Unfortunately there's no good way to synchronously wait for asynchronous work. Even if there was though, it would eliminate the benefit (the main thread would still be blocked, just blocked waiting for the return value instead of blocked running the work)
You can use a semaphore to wait for asynchronous work to complete – I did this in order to use an async-unaware REPL library in a command line tool – but it’s full of foot guns, particularly if you call (or transitively use) APIs that dispatch work to the main thread. Example here.
Locks/mutexes is the classic answer. As a guideline keep locked sections small and quick. If it's say a dictionary or a pair of dictionaries that's getting read / written from different threads – lock is a good and the quickest solution. The alternatives of hopping onto a dedicated serial queue to change the value asynchronously (plus using a callback version for "get"), or an actor plus await – are much slower and could be more cumbersome to use (e.g. changing the previously "sync" code to a "callback" or an "async" version).
Perhaps it would help if you could provide a couple of examples here of what you are doing currently.
Thank you for the follow up!
I was hesitant to ask in this forum as it felt more like a stack overflow type of question, but here goes!
Main question: Is the structure below the right approach to work around an SDK that locks on every operation ?
I have an SDK that I am working with, which is SQLite wrapper, which does not support concurrent reads/writes. I know SQLite does, but this particular 3rd party SDK does not.
The SDK is set up in such a way, where every operation and access to the SDK locks while it does any work. We were seeing:
app crashes due to app hanging on the main thread (SDK access from main thread, but it's locked due to parsing work already going on (i.e) 10K items)
lock contention from multiple threads (since we were not serializing access to the SDK, and many different classes having their own queues trying to get access to the SDK from different threads.)

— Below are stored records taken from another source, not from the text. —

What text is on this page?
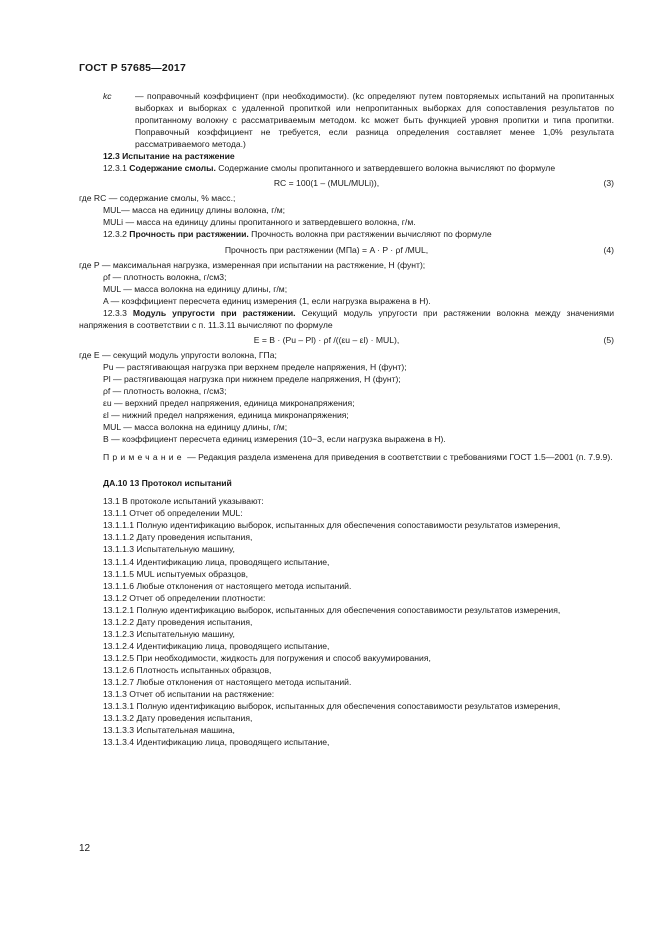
ГОСТ Р 57685—2017
kc	— поправочный коэффициент (при необходимости). (kc определяют путем повторяемых испытаний на пропитанных выборках и выборках с удаленной пропиткой или непропитанных выборках для сопоставления результатов по пропитанному волокну с рассматриваемым методом. kc может быть функцией уровня пропитки и типа пропитки. Поправочный коэффициент не требуется, если разница определения составляет менее 1,0% результата рассматриваемого метода.)

12.3 Испытание на растяжение

12.3.1 Содержание смолы. Содержание смолы пропитанного и затвердевшего волокна вычисляют по формуле

RC = 100(1 – (MUL/MULi)),	(3)

где RC — содержание смолы, % масс.;

MUL— масса на единицу длины волокна, г/м;

MULi — масса на единицу длины пропитанного и затвердевшего волокна, г/м.

12.3.2 Прочность при растяжении. Прочность волокна при растяжении вычисляют по формуле

Прочность при растяжении (МПа) = A · P · ρf /MUL,	(4)

где P — максимальная нагрузка, измеренная при испытании на растяжение, Н (фунт);

ρf — плотность волокна, г/см3;

MUL — масса волокна на единицу длины, г/м;

A — коэффициент пересчета единиц измерения (1, если нагрузка выражена в Н).

12.3.3 Модуль упругости при растяжении. Секущий модуль упругости при растяжении волокна между значениями напряжения в соответствии с п. 11.3.11 вычисляют по формуле

E = B · (Pu – Pl) · ρf /((εu – εl) · MUL),	(5)

где E — секущий модуль упругости волокна, ГПа;

Pu — растягивающая нагрузка при верхнем пределе напряжения, Н (фунт);

Pl — растягивающая нагрузка при нижнем пределе напряжения, Н (фунт);

ρf — плотность волокна, г/см3;

εu — верхний предел напряжения, единица микронапряжения;

εl — нижний предел напряжения, единица микронапряжения;

MUL — масса волокна на единицу длины, г/м;

B — коэффициент пересчета единиц измерения (10−3, если нагрузка выражена в Н).

Примечание — Редакция раздела изменена для приведения в соответствии с требованиями ГОСТ 1.5—2001 (п. 7.9.9).

ДА.10 13 Протокол испытаний

13.1 В протоколе испытаний указывают:

13.1.1 Отчет об определении MUL:

13.1.1.1 Полную идентификацию выборок, испытанных для обеспечения сопоставимости результатов измерения,

13.1.1.2 Дату проведения испытания,

13.1.1.3 Испытательную машину,

13.1.1.4 Идентификацию лица, проводящего испытание,

13.1.1.5 MUL испытуемых образцов,

13.1.1.6 Любые отклонения от настоящего метода испытаний.

13.1.2 Отчет об определении плотности:

13.1.2.1 Полную идентификацию выборок, испытанных для обеспечения сопоставимости результатов измерения,

13.1.2.2 Дату проведения испытания,

13.1.2.3 Испытательную машину,

13.1.2.4 Идентификацию лица, проводящего испытание,

13.1.2.5 При необходимости, жидкость для погружения и способ вакуумирования,

13.1.2.6 Плотность испытанных образцов,

13.1.2.7 Любые отклонения от настоящего метода испытаний.

13.1.3 Отчет об испытании на растяжение:

13.1.3.1 Полную идентификацию выборок, испытанных для обеспечения сопоставимости результатов измерения,

13.1.3.2 Дату проведения испытания,

13.1.3.3 Испытательная машина,

13.1.3.4 Идентификацию лица, проводящего испытание,

12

So, to avoid the problems, we decided to start with 2 goals:
Avoid accessing the SDK from the main thread
Avoid multiple threads contending to do SDK work, by trying to serialize the access to the SDK itself and hence the lock.

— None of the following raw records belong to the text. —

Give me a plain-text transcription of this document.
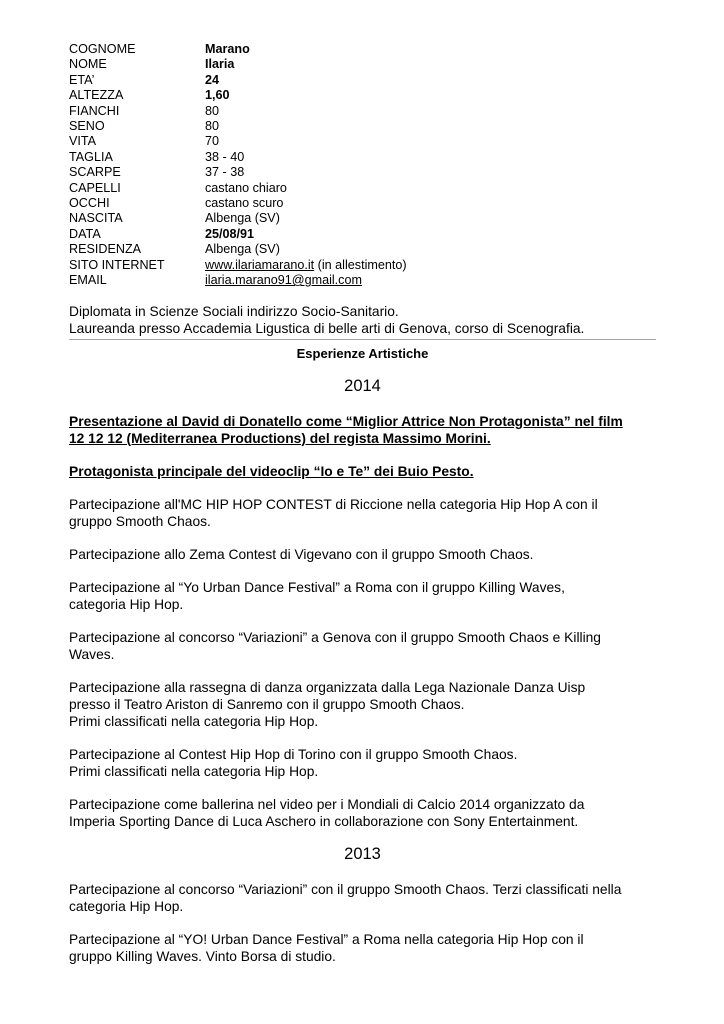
COGNOME	Marano
NOME	Ilaria
ETA’	24
ALTEZZA	1,60
FIANCHI	80
SENO	80
VITA	70
TAGLIA	38 - 40
SCARPE	37 - 38
CAPELLI	castano chiaro
OCCHI	castano scuro
NASCITA	Albenga (SV)
DATA	25/08/91
RESIDENZA	Albenga (SV)
SITO INTERNET	www.ilariamarano.it (in allestimento)
EMAIL	ilaria.marano91@gmail.com
Diplomata in Scienze Sociali indirizzo Socio-Sanitario.
Laureanda presso Accademia Ligustica di belle arti di Genova, corso di Scenografia.
Esperienze Artistiche
2014
Presentazione al David di Donatello come “Miglior Attrice Non Protagonista” nel film
12 12 12 (Mediterranea Productions) del regista Massimo Morini.
Protagonista principale del videoclip “Io e Te” dei Buio Pesto.
Partecipazione all'MC HIP HOP CONTEST di Riccione nella categoria Hip Hop A con il
gruppo Smooth Chaos.
Partecipazione allo Zema Contest di Vigevano con il gruppo Smooth Chaos.
Partecipazione al “Yo Urban Dance Festival” a Roma con il gruppo Killing Waves,
categoria Hip Hop.
Partecipazione al concorso “Variazioni” a Genova con il gruppo Smooth Chaos e Killing
Waves.
Partecipazione alla rassegna di danza organizzata dalla Lega Nazionale Danza Uisp
presso il Teatro Ariston di Sanremo con il gruppo Smooth Chaos.
Primi classificati nella categoria Hip Hop.
Partecipazione al Contest Hip Hop di Torino con il gruppo Smooth Chaos.
Primi classificati nella categoria Hip Hop.
Partecipazione come ballerina nel video per i Mondiali di Calcio 2014 organizzato da
Imperia Sporting Dance di Luca Aschero in collaborazione con Sony Entertainment.
2013
Partecipazione al concorso “Variazioni” con il gruppo Smooth Chaos. Terzi classificati nella
categoria Hip Hop.
Partecipazione al “YO! Urban Dance Festival” a Roma nella categoria Hip Hop con il
gruppo Killing Waves. Vinto Borsa di studio.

We decided to use a single serial shared dispatchQueue through which all classes and code logic access the SDK and perform work.
SDK sample that locks on *every* operation
@interface SDK : NSObject
- (void) performWork :(void (^)(void))work;
@end
@implementation SDK
// this object will be retained and used to lock from outside classes.
id _mutex;
- (instancetype)init {
if (self == [super init]) {
_mutex = [NSObject new];
}
return self;
}
-(void)performWork:(void (^)(void))work {
@synchronized (_mutex) {
work();
}
}
@end
Application code
class ViewModel {
let sdk = SDK()
public var sharedSDKAccessQueue: DispatchQueue(label: com.application.accessQueue)
func queryDataA() -> A {
sharedSDKAccessQueue.sync {
sdk.performWork {
/// Process 10,000 items, potentially taking 5-6 seconds.
return result
}
}
}
func queryDataB() -> B {
sharedSDKAccessQueue.sync {
sdk.performWork {
/// Process 5,000 items, potentially taking 2-4 seconds
return result
}
}
}
func writeDataB() {
sharedSDKAccessQueue.sync {
sdk.performWork {
// Write 500-600 items into the SDK
}
}
}
}
class MyViewController: UIViewController {
let viewModel = ViewModel()
override func viewDidLoad() {
super.viewDidLoad()
getData()
}
func getData() {
viewModel.sharedSDKAccessQueue.async {
let data1 = viewModel.queryDataA()
let data2 = viewModel.queryDataB()
}
}
}
The approach shown is highly prone to deadlocks, and I wouldn’t recommend using it. Instead, I’d suggest removing the mutex entirely along with the sync queue operations. You can then switch to using queue.async or async/await in Swift for a more efficient and deadlock-free solution.